Thomas Kwa comments on Distillation Robustifies Unlearning

Thomas Kwa 18 Jul 2025 18:11 UTC
LW: 2 AF: 1
0
AF
One setting that might be useful to study is the one in Grebe et al., which I just saw at the ICML MUGen workshop. The idea is to insert a backdoor that points to the forget set; they study diffusion models but it should be applicable to LLMs too. It would be neat if UNDO or some variant can be shown to be robust to this—I think it would depend on how much noising is needed to remove backdoors, which I’m not familiar with.

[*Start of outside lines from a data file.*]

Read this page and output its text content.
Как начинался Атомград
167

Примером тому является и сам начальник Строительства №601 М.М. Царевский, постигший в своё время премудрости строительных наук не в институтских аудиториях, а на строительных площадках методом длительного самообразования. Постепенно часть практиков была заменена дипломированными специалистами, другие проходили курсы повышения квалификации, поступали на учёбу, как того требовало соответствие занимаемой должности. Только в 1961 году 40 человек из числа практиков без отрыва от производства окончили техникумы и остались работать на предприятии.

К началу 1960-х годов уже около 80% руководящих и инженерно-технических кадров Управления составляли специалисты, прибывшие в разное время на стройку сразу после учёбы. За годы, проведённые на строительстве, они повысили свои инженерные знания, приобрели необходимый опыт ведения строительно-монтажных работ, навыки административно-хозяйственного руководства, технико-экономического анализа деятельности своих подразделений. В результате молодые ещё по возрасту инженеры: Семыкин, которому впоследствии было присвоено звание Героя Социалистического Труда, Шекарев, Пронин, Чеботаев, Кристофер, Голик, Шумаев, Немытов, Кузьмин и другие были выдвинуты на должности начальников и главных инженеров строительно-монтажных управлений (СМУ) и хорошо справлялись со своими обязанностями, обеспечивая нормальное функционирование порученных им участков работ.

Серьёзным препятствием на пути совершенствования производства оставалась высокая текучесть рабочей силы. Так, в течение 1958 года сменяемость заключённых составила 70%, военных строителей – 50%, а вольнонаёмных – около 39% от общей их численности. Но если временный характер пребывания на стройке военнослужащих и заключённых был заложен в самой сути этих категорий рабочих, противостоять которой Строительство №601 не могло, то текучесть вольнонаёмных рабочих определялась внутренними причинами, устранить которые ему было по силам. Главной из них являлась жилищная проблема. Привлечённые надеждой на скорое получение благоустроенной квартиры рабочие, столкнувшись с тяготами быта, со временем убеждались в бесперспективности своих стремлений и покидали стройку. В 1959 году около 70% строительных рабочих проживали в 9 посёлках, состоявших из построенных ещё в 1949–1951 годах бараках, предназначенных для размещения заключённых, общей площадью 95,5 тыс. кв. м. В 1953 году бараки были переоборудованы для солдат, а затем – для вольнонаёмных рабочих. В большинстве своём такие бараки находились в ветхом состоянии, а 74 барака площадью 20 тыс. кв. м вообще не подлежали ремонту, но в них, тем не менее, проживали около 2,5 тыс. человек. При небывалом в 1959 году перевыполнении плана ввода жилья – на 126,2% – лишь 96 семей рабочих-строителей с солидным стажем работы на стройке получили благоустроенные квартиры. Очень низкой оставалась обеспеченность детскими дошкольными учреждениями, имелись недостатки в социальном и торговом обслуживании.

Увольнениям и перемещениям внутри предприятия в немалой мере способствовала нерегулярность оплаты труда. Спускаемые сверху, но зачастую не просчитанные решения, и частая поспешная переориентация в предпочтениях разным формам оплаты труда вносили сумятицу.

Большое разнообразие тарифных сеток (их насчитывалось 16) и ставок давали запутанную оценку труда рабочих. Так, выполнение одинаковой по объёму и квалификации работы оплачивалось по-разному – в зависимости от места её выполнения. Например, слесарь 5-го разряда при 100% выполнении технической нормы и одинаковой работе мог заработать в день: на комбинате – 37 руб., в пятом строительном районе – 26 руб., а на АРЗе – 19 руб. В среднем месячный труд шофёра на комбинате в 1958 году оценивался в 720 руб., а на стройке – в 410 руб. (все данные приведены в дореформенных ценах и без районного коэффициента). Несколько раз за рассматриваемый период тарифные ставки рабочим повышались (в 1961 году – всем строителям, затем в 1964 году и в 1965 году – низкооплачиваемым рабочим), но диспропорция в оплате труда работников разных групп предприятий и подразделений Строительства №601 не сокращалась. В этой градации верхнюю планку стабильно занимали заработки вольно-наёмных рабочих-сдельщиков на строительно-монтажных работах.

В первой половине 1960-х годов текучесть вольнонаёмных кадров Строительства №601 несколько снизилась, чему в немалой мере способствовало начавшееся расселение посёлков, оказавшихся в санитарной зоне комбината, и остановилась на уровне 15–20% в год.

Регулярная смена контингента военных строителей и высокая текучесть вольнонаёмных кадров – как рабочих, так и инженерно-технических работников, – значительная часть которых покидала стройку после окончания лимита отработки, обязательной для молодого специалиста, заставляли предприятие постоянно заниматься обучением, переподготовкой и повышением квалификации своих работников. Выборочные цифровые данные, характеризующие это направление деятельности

- Bruce W. Lee 21 Jul 2025 21:16 UTC
  3 points
  0
  Parent
  Thank you for this suggestion. I read the paper that you mentioned. The authors note : “The novelty of our threat is that the adversary chooses a set of target concepts they aim to preserve despite subsequent erasure.” How realistic is this assumption, given a setup where presumably model providers choose the method (a set of target concepts to be erased) and the public only has access to the resulting model? Is it stemming from the concerns of an insider threat?
  - Thomas Kwa 21 Jul 2025 21:19 UTC
    2 points
    0
    Parent
    I don’t think it’s especially realistic but it seems like a good setting to test unlearning against for the sake of diversity / broader understanding of what we can do with AI safety techniques
    - Bruce W. Lee 21 Jul 2025 21:30 UTC
      3 points
      0
      Parent
      Super interesting! Thanks for sharing the paper.